Les attentes sont connues : multiplier les arceaux visibles et pratiques, mais aussi développer des solutions sécurisées, fermées et parfois payantes, comme des parkings vélos en gare ou dans les quartiers denses. Ce besoin de fiabilité concerne autant les grandes métropoles que les petites villes : un habitant de Bourg-en-Bresse ou de Notre-Dame-de-Monts hésite tout autant à laisser son vélo sans protection que celui de Paris ou Lyon. L’absence de stationnement est ainsi vécue comme une faille structurelle, qui fragilise la progression du vélo comme mode de transport du quotidien.
Une feuille de route pour les élus locaux
Pris ensemble, ces enseignements dressent une feuille de route claire pour les décideurs locaux. Les cyclistes ne demandent pas des aménagements spectaculaires ni des inaugurations en grande pompe, mais des mesures simples, concrètes et immédiatement perceptibles : apaiser la vitesse, relier les morceaux de réseau entre eux, entretenir ce qui existe déjà, et sécuriser le stationnement. Ce sont des actions à la portée de toutes les communes, petites ou grandes, et ce sont celles qui auront le plus d’effet sur la perception quotidienne des usagers.
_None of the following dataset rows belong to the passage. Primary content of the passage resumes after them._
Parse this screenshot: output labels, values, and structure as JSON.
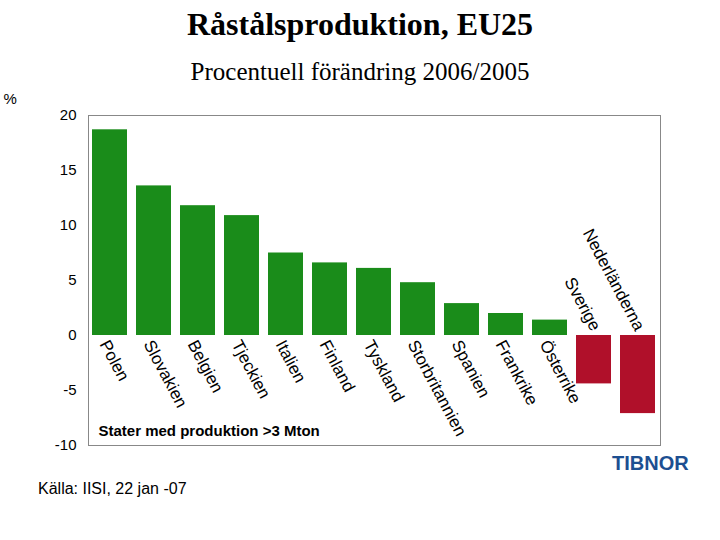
{
  "chart_data": {
    "type": "bar",
    "title": "Råstålsproduktion, EU25",
    "subtitle": "Procentuell förändring 2006/2005",
    "y_label": "%",
    "annotation": "Stater med produktion >3 Mton",
    "source": "Källa: IISI, 22 jan -07",
    "logo": "TIBNOR",
    "categories": [
      "Polen",
      "Slovakien",
      "Belgien",
      "Tjeckien",
      "Italien",
      "Finland",
      "Tyskland",
      "Storbritannien",
      "Spanien",
      "Frankrike",
      "Österrike",
      "Sverige",
      "Nederländerna"
    ],
    "values": [
      18.7,
      13.6,
      11.8,
      10.9,
      7.5,
      6.6,
      6.1,
      4.8,
      2.9,
      2.0,
      1.4,
      -4.4,
      -7.1
    ],
    "colors": [
      "#1a8c1a",
      "#1a8c1a",
      "#1a8c1a",
      "#1a8c1a",
      "#1a8c1a",
      "#1a8c1a",
      "#1a8c1a",
      "#1a8c1a",
      "#1a8c1a",
      "#1a8c1a",
      "#1a8c1a",
      "#b0102a",
      "#b0102a"
    ],
    "ylim": [
      -10,
      20
    ],
    "yticks": [
      -10,
      -5,
      0,
      5,
      10,
      15,
      20
    ],
    "grid": false
  }
}
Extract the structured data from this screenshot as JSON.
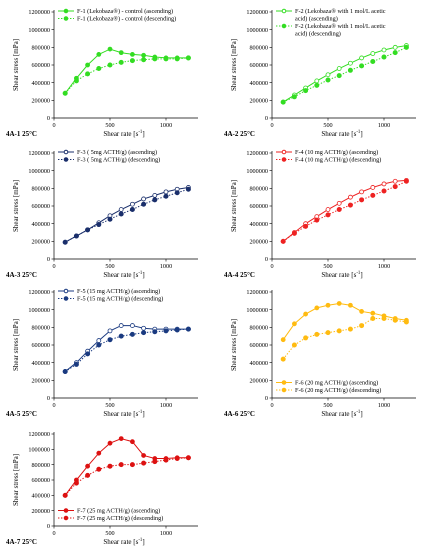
{
  "axis": {
    "ylabel": "Shear stress [mPa]",
    "xlabel_base": "Shear rate [s",
    "xlabel_exp": "-1",
    "xlabel_end": "]",
    "yticks": [
      0,
      200000,
      400000,
      600000,
      800000,
      1000000,
      1200000
    ],
    "xticks": [
      0,
      500,
      1000
    ],
    "xlim": [
      0,
      1250
    ],
    "ylim": [
      0,
      1200000
    ]
  },
  "chart_data": [
    {
      "type": "line",
      "panel_label": "4A-1 25°C",
      "color": "#33dd22",
      "legend_position": "top-left",
      "x": [
        100,
        200,
        300,
        400,
        500,
        600,
        700,
        800,
        900,
        1000,
        1100,
        1200
      ],
      "series": [
        {
          "name": "F-1 (Lekobaza®) - control (ascending)",
          "style": "solid",
          "values": [
            280000,
            450000,
            600000,
            720000,
            780000,
            740000,
            720000,
            710000,
            690000,
            680000,
            680000,
            680000
          ]
        },
        {
          "name": "F-1 (Lekobaza®) - control (descending)",
          "style": "dotted",
          "values": [
            280000,
            420000,
            500000,
            560000,
            600000,
            630000,
            650000,
            660000,
            670000,
            670000,
            670000,
            680000
          ]
        }
      ]
    },
    {
      "type": "line",
      "panel_label": "4A-2 25°C",
      "color": "#33dd22",
      "legend_position": "top-left",
      "x": [
        100,
        200,
        300,
        400,
        500,
        600,
        700,
        800,
        900,
        1000,
        1100,
        1200
      ],
      "series": [
        {
          "name": "F-2 (Lekobaza® with 1 mol/L acetic acid) (ascending)",
          "style": "solid",
          "legend_lines": [
            "F-2 (Lekobaza® with 1 mol/L acetic",
            "acid) (ascending)"
          ],
          "values": [
            180000,
            260000,
            340000,
            420000,
            490000,
            560000,
            620000,
            680000,
            730000,
            770000,
            800000,
            820000
          ]
        },
        {
          "name": "F-2 (Lekobaza® with 1 mol/L acetic acid) (descending)",
          "style": "dotted",
          "legend_lines": [
            "F-2 (Lekobaza® with 1 mol/L acetic",
            "acid) (descending)"
          ],
          "values": [
            180000,
            240000,
            310000,
            370000,
            430000,
            480000,
            540000,
            590000,
            640000,
            690000,
            740000,
            800000
          ]
        }
      ]
    },
    {
      "type": "line",
      "panel_label": "4A-3 25°C",
      "color": "#1a2f6b",
      "legend_position": "top-left",
      "x": [
        100,
        200,
        300,
        400,
        500,
        600,
        700,
        800,
        900,
        1000,
        1100,
        1200
      ],
      "series": [
        {
          "name": "F-3 ( 5mg ACTH/g) (ascending)",
          "style": "solid",
          "values": [
            190000,
            260000,
            330000,
            410000,
            490000,
            560000,
            620000,
            680000,
            720000,
            760000,
            790000,
            810000
          ]
        },
        {
          "name": "F-3 ( 5mg ACTH/g) (descending)",
          "style": "dotted",
          "values": [
            190000,
            260000,
            330000,
            390000,
            450000,
            510000,
            560000,
            620000,
            670000,
            710000,
            750000,
            790000
          ]
        }
      ]
    },
    {
      "type": "line",
      "panel_label": "4A-4 25°C",
      "color": "#ee2222",
      "legend_position": "top-left",
      "x": [
        100,
        200,
        300,
        400,
        500,
        600,
        700,
        800,
        900,
        1000,
        1100,
        1200
      ],
      "series": [
        {
          "name": "F-4 (10 mg ACTH/g) (ascending)",
          "style": "solid",
          "values": [
            200000,
            300000,
            400000,
            480000,
            560000,
            630000,
            700000,
            760000,
            810000,
            850000,
            880000,
            890000
          ]
        },
        {
          "name": "F-4 (10 mg ACTH/g) (descending)",
          "style": "dotted",
          "values": [
            200000,
            290000,
            370000,
            440000,
            500000,
            560000,
            610000,
            670000,
            720000,
            770000,
            820000,
            880000
          ]
        }
      ]
    },
    {
      "type": "line",
      "panel_label": "4A-5 25°C",
      "color": "#1a3a80",
      "legend_position": "top-left",
      "x": [
        100,
        200,
        300,
        400,
        500,
        600,
        700,
        800,
        900,
        1000,
        1100,
        1200
      ],
      "series": [
        {
          "name": "F-5 (15 mg ACTH/g) (ascending)",
          "style": "solid",
          "values": [
            300000,
            400000,
            530000,
            650000,
            760000,
            820000,
            820000,
            790000,
            780000,
            780000,
            780000,
            780000
          ]
        },
        {
          "name": "F-5 (15 mg ACTH/g) (descending)",
          "style": "dotted",
          "values": [
            300000,
            380000,
            500000,
            600000,
            660000,
            700000,
            720000,
            740000,
            750000,
            760000,
            770000,
            780000
          ]
        }
      ]
    },
    {
      "type": "line",
      "panel_label": "4A-6 25°C",
      "color": "#ffbb11",
      "legend_position": "bottom-left",
      "x": [
        100,
        200,
        300,
        400,
        500,
        600,
        700,
        800,
        900,
        1000,
        1100,
        1200
      ],
      "series": [
        {
          "name": "F-6 (20 mg ACTH/g) (ascending)",
          "style": "solid",
          "values": [
            660000,
            840000,
            950000,
            1020000,
            1050000,
            1070000,
            1050000,
            980000,
            960000,
            930000,
            900000,
            880000
          ]
        },
        {
          "name": "F-6 (20 mg ACTH/g) (descending)",
          "style": "dotted",
          "values": [
            440000,
            600000,
            680000,
            720000,
            740000,
            760000,
            780000,
            820000,
            900000,
            900000,
            880000,
            860000
          ]
        }
      ]
    },
    {
      "type": "line",
      "panel_label": "4A-7 25°C",
      "color": "#dd1111",
      "legend_position": "bottom-left",
      "x": [
        100,
        200,
        300,
        400,
        500,
        600,
        700,
        800,
        900,
        1000,
        1100,
        1200
      ],
      "series": [
        {
          "name": "F-7 (25 mg ACTH/g) (ascending)",
          "style": "solid",
          "values": [
            400000,
            600000,
            780000,
            950000,
            1080000,
            1140000,
            1100000,
            920000,
            880000,
            880000,
            890000,
            890000
          ]
        },
        {
          "name": "F-7 (25 mg ACTH/g) (descending)",
          "style": "dotted",
          "values": [
            400000,
            560000,
            660000,
            740000,
            780000,
            800000,
            800000,
            820000,
            840000,
            860000,
            880000,
            890000
          ]
        }
      ]
    }
  ]
}
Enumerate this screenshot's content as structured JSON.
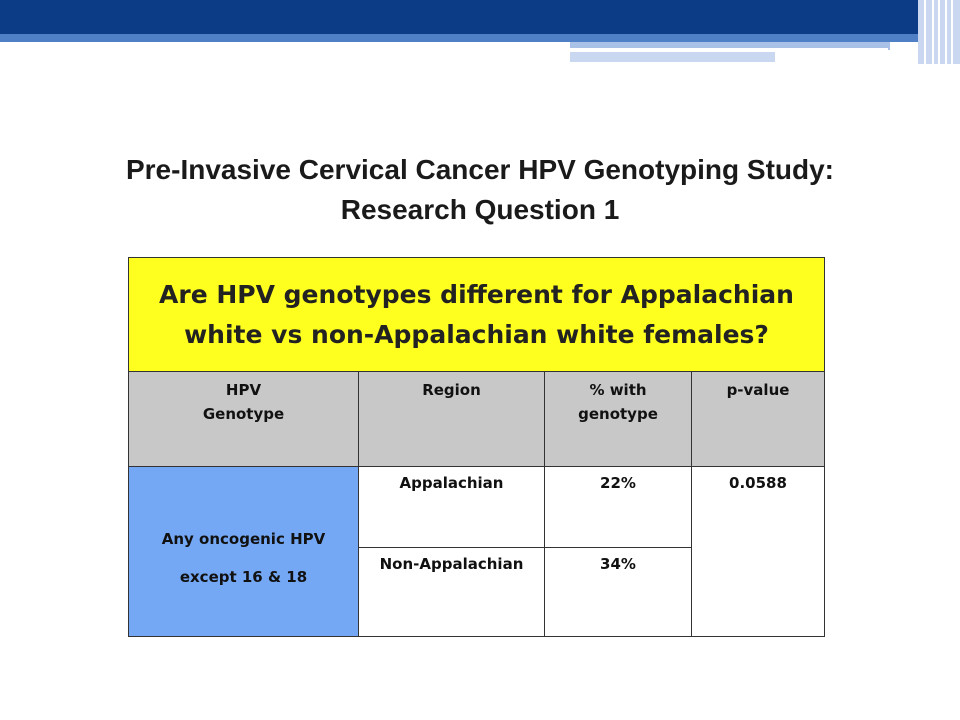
{
  "slide": {
    "title_line1": "Pre-Invasive Cervical Cancer HPV Genotyping Study:",
    "title_line2": "Research Question 1"
  },
  "table": {
    "question_line1": "Are HPV genotypes different for Appalachian",
    "question_line2": "white vs non-Appalachian white females?",
    "headers": {
      "genotype_line1": "HPV",
      "genotype_line2": "Genotype",
      "region": "Region",
      "pct_line1": "% with",
      "pct_line2": "genotype",
      "pvalue": "p-value"
    },
    "genotype": {
      "line1": "Any oncogenic HPV",
      "line2": "except 16 & 18"
    },
    "rows": [
      {
        "region": "Appalachian",
        "percent": "22%"
      },
      {
        "region": "Non-Appalachian",
        "percent": "34%"
      }
    ],
    "p_value": "0.0588"
  },
  "colors": {
    "banner_dark": "#0d3c86",
    "question_bg": "#ffff1f",
    "header_bg": "#c8c8c8",
    "genotype_bg": "#74a8f5"
  }
}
À quelques mois des municipales, la FUB insiste sur le rôle politique du Baromètre : en publiant une cartographie fine des attentes locales, elle fournit aux associations un outil de pression inédit. Dans certaines régions, les écarts sont frappants : une commune classée A+ peut côtoyer une voisine en catégorie E, et cette comparaison alimente un sentiment d’injustice que les élus devront assumer. Le vélo devient ainsi un indicateur social et politique : un miroir des inégalités territoriales mais aussi un révélateur d’opportunités pour celles et ceux qui voudront capitaliser sur cette attente citoyenne.